Veedrac · on May 27, 2015

The nature of unicode is that there's always a problem you didn't (but should) know existed.

And because of this global confusion, everyone important ends up implementing something that somehow does something moronic - so then everyone else has yet another problem they didn't know existed and they all fall into a self-harming spiral of depravity.

cygx · on May 27, 2015

Some time ago, I made some ASCII art to illustrate the various steps where things can go wrong:

    [user-perceived characters]
                ^
                |
                v
       [grapheme clusters] <-> [characters]
                ^                   ^
                |                   |
                v                   v
            [glyphs]           [codepoints] <-> [code units] <-> [bytes]

leni536 · on May 27, 2015

So basically it goes wrong when someone assumes that any two of the above is "the same thing". It's often implicit.

cygx · on May 27, 2015

That's certainly one important source of errors.
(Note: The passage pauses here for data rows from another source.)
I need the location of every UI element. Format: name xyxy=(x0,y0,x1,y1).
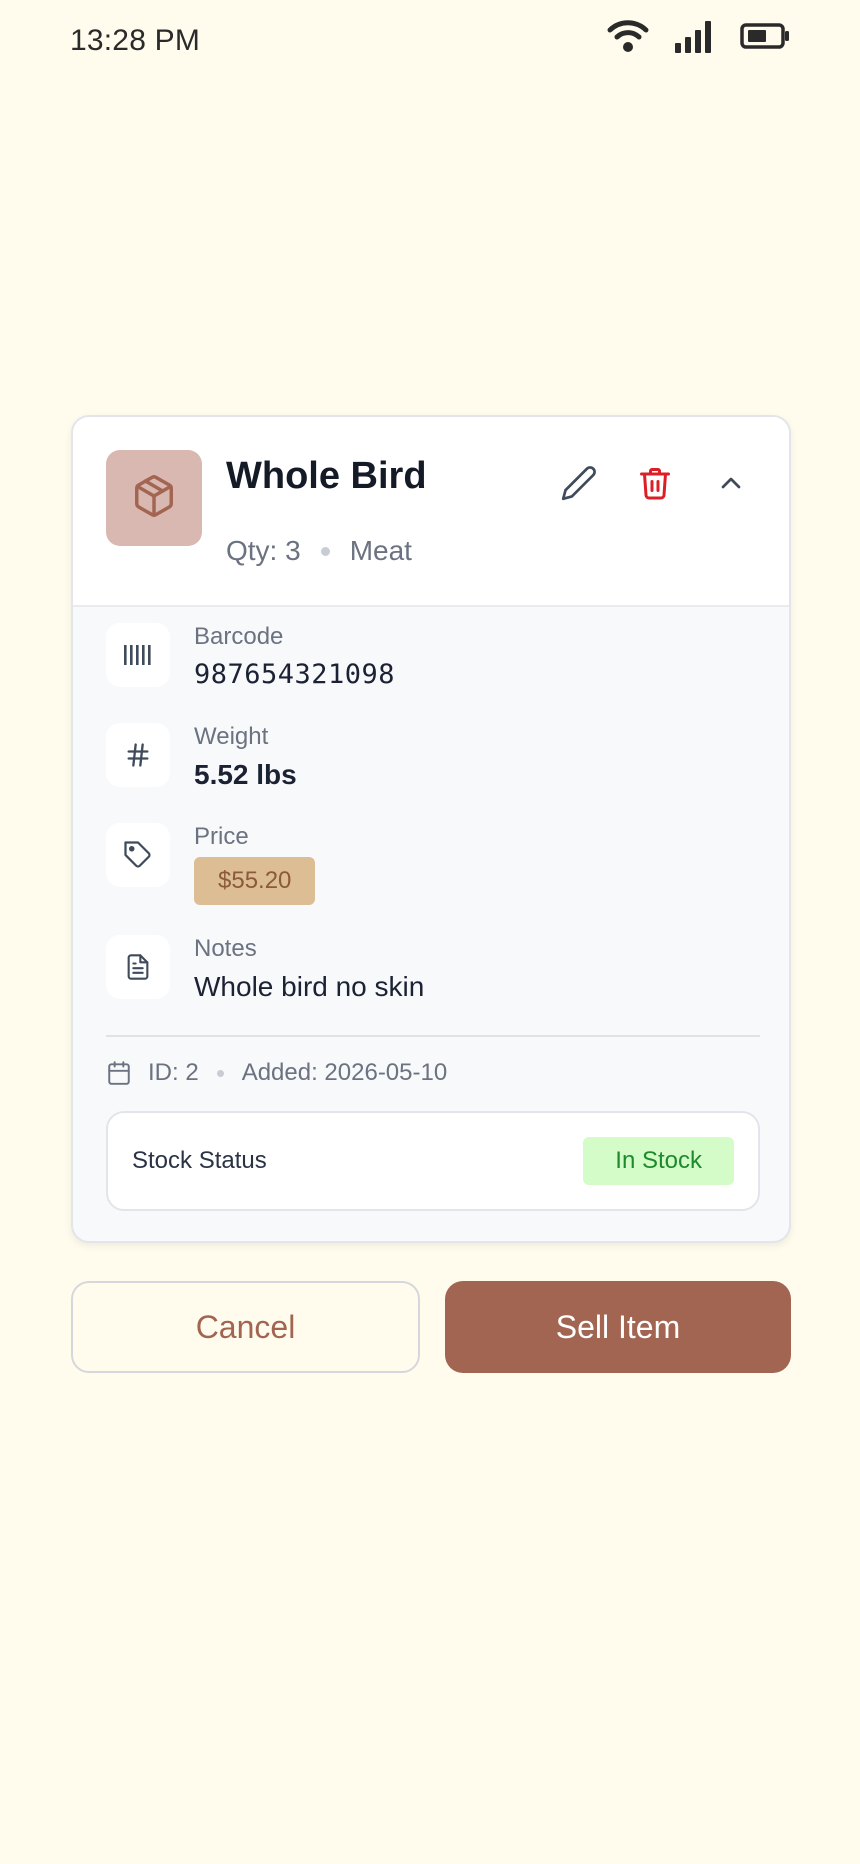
barcode-value: 987654321098 xyxy=(194,659,396,690)
cancel-button[interactable]: Cancel xyxy=(71,1281,420,1373)
status-time: 13:28 PM xyxy=(70,24,201,57)
price-pill: $55.20 xyxy=(194,857,316,905)
stock-status-label: Stock Status xyxy=(132,1147,267,1174)
item-qty: Qty: 3 xyxy=(226,535,301,566)
status-bar: 13:28 PM xyxy=(0,0,860,90)
weight-label: Weight xyxy=(194,723,269,750)
notes-value: Whole bird no skin xyxy=(194,971,425,1002)
stock-status-badge: In Stock xyxy=(583,1137,734,1185)
sell-item-button[interactable]: Sell Item xyxy=(445,1281,791,1373)
battery-icon xyxy=(740,22,790,50)
pencil-icon xyxy=(560,464,598,507)
signal-icon xyxy=(674,19,716,53)
record-id: ID: 2 xyxy=(148,1059,199,1086)
collapse-button[interactable] xyxy=(703,457,759,513)
detail-row-barcode: Barcode 987654321098 xyxy=(106,623,746,703)
barcode-label: Barcode xyxy=(194,623,284,650)
calendar-icon xyxy=(106,1059,132,1087)
barcode-icon xyxy=(106,623,170,687)
delete-button[interactable] xyxy=(627,457,683,513)
notes-label: Notes xyxy=(194,935,257,962)
item-meta: Qty: 3 Meat xyxy=(226,535,412,567)
screen: 13:28 PM Whole Bird Qty: 3 Meat Barcode … xyxy=(0,0,860,1864)
detail-row-weight: Weight 5.52 lbs xyxy=(106,723,746,803)
separator-dot xyxy=(320,546,330,556)
item-title: Whole Bird xyxy=(226,455,427,497)
record-added-date: Added: 2026-05-10 xyxy=(241,1059,448,1086)
detail-row-notes: Notes Whole bird no skin xyxy=(106,935,746,1015)
price-label: Price xyxy=(194,823,249,850)
weight-value: 5.52 lbs xyxy=(194,759,297,790)
edit-button[interactable] xyxy=(551,457,607,513)
record-meta: ID: 2 Added: 2026-05-10 xyxy=(106,1053,447,1093)
item-category: Meat xyxy=(349,535,412,566)
document-icon xyxy=(106,935,170,999)
divider xyxy=(106,1035,760,1037)
item-thumbnail xyxy=(106,450,202,546)
status-icons xyxy=(606,18,790,54)
item-card: Whole Bird Qty: 3 Meat Barcode 987654321… xyxy=(71,415,791,1243)
tag-icon xyxy=(106,823,170,887)
trash-icon xyxy=(637,464,673,507)
stock-status-box: Stock Status In Stock xyxy=(106,1111,760,1211)
hash-icon xyxy=(106,723,170,787)
detail-row-price: Price $55.20 xyxy=(106,823,746,905)
separator-dot xyxy=(216,1069,224,1077)
package-icon xyxy=(131,473,177,524)
chevron-up-icon xyxy=(715,467,747,504)
card-header: Whole Bird Qty: 3 Meat xyxy=(73,417,789,607)
wifi-icon xyxy=(606,18,650,54)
An obvious example would be treating UTF-32 as a fixed-width encoding, which is bad because you might end up cutting grapheme clusters in half, and you can easily forget about normalization if you think about it that way.

Then, it's possible to make mistakes when converting between representations, eg getting endianness wrong.

Some issues are more subtle: In principle, the decision what should be considered a single character may depend on the language, nevermind the debate about Han unification - but as far as I'm concerned, that's a WONTFIX.